The Universitat de València and The Spanish National Research Council (Consejo Superior de Investigaciones Científicas, CSIC) inaugurate tomorrow Wednesday 6th February a new joint centre of research. The Institute for Integrative Systems Biology (I2SYSBIO) focuses on the study of complex biologic systems, specially microorganisms, applicable mainly to biomedicine and biotechnology. The centre works by means of an innovate public-private model and it will be inaugurated by the rector Esteban Morcillo and the president of the CSIC, Rosa Menéndez.
The event will take place on the facilities of the I2SYSBIO, at the Parc Científic of the Universitat de València. It will be attended, apart from the rector and the president of the CSIC, by Carmen Vela, secretary of the State Secretariat of Research, Development and Innovation; by Vicent Soler, the minister of Finance and Economic Model of the Valencian Regional Government (conseller d’Hisenda i Model Econòmic de la Generalitat Valenciana); by the director and subdirector of the I2SYSBIO and by José Luis García López and Juli Peretó, among other authorities.
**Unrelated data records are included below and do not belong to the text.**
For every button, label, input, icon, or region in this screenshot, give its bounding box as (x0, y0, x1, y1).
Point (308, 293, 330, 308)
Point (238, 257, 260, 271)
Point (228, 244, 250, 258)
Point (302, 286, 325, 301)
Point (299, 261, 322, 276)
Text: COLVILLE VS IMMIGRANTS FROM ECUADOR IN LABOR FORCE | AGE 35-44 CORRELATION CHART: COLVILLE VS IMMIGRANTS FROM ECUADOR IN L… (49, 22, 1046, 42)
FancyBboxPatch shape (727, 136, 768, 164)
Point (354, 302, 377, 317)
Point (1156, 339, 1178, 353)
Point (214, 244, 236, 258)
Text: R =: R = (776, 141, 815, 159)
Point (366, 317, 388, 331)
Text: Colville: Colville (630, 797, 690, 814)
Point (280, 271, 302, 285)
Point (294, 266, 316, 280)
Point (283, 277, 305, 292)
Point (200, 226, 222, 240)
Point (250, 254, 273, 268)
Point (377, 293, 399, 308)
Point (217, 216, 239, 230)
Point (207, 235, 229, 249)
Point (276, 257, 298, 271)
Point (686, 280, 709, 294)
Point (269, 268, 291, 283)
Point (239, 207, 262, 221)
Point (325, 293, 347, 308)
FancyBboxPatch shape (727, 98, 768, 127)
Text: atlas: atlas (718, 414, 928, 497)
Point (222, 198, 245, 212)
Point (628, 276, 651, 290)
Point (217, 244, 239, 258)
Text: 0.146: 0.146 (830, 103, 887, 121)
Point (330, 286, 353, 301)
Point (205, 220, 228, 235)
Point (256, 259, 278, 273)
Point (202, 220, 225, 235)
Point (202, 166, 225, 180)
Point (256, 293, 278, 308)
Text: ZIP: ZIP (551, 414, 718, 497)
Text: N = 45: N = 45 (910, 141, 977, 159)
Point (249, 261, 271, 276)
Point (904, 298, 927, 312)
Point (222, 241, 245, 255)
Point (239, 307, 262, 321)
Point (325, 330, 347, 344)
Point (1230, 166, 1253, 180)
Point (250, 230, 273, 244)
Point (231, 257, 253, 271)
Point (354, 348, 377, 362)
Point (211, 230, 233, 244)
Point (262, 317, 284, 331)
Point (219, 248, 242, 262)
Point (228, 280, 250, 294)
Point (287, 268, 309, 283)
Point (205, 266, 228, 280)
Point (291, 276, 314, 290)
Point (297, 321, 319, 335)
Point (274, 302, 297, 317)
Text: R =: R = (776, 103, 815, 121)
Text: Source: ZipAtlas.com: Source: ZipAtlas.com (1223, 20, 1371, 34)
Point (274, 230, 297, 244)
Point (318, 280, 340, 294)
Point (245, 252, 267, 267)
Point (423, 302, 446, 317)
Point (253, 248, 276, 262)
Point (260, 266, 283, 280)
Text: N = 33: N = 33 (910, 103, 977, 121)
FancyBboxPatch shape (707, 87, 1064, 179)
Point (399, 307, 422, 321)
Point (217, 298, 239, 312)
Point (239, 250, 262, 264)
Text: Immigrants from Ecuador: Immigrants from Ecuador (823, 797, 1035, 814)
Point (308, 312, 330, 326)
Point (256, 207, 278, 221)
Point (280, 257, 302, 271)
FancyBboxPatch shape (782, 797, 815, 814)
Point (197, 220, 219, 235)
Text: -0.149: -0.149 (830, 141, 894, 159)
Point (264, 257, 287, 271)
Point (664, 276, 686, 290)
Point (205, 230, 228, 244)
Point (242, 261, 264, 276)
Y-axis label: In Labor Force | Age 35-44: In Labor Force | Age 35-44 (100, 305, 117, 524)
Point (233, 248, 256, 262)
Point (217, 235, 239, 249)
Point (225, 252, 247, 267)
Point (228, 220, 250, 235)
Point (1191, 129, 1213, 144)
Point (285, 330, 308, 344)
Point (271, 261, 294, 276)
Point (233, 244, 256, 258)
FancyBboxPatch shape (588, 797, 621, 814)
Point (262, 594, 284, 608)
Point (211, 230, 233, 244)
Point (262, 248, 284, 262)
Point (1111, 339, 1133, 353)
The current study of biologic processes on living organisms, treated as complex systems, requires the collaboration of diverse theoretical and experimental disciplines that converge on the Integrative Systems Biology. The advances in systemic life knowledge join the search of solutions in the field of health or the pharmaceutical and agri-food industries. It is a new area of scientific research, also denominated New Biology, and it nourishes from the knowledge of geneticists, biochemists, cellular biologists or computational biologists.
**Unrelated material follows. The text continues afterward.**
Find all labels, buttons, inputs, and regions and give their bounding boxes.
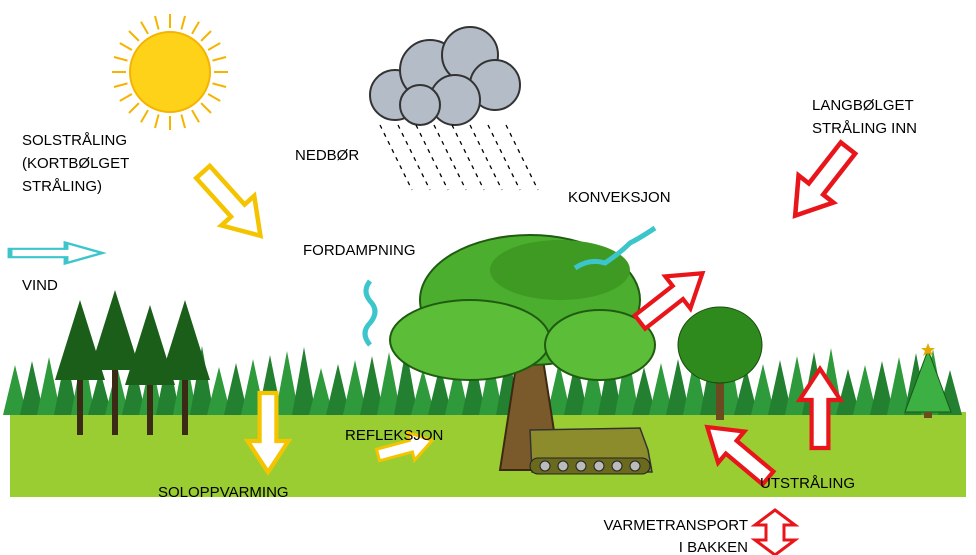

The I2SYSBIO, mixed centre of research of the Universitat de València and the CSIC, focuses its research on the structure, function, dynamics, evolution and modification of complex biologic systems, emphasising on the study of the microorganisms’ systems. Organised in five areas of action – interdisciplinary work environment in order to solve common problems, development of high-quality research, knowledge transferring, training of researchers and the impulse of Integrative Systems Biology in Spain. The institute is opened to the participation of knowledge-based companies, as it is the case of the biotech BIOPOLIS, the first private entity signing a protocol of collaboration with the new Institute for Integrative Systems Biology.
Co-ruled by the microbiologist José Luis García López (CSIC) and the biochemist Juli Peretó (UV), the institute covers five programs of biological research: Theoretical and Computational, Molecular Interactions s and Regulation, Pathogenic Systems, Symbionts Evolution and Applied Systems Biology and Synthetic Biology. It counts on 13 groups of research.
Placed on a recently constructed building at the Parc Científic of the Universitat de València, the I2SYSBIO starts with a workforce of 80 employees – researchers and supporting staff – and an excellent scientific grounding provided by researchers mostly coming from the Cavanilles Institute of Biodiversity and Evolutionary Biology, of the Universitat de València, and from the Institute for Plant Molecular and Cellular Biology, joint centre CSIC-UPV.
The new building is structured in wide opened and shared spaces as co-working laboratories, inspired by the working philosophy of the most advanced researching centres, and designed to favour the collaboration between researches from different theoretical, experimental and computational areas in common projects.
The inauguration of the I2SYSBIO will take place Tuesday 6th February at 10.30 am, on the facilities of the new institute, at the Parc Científic (Burjassot-Paterna Campus).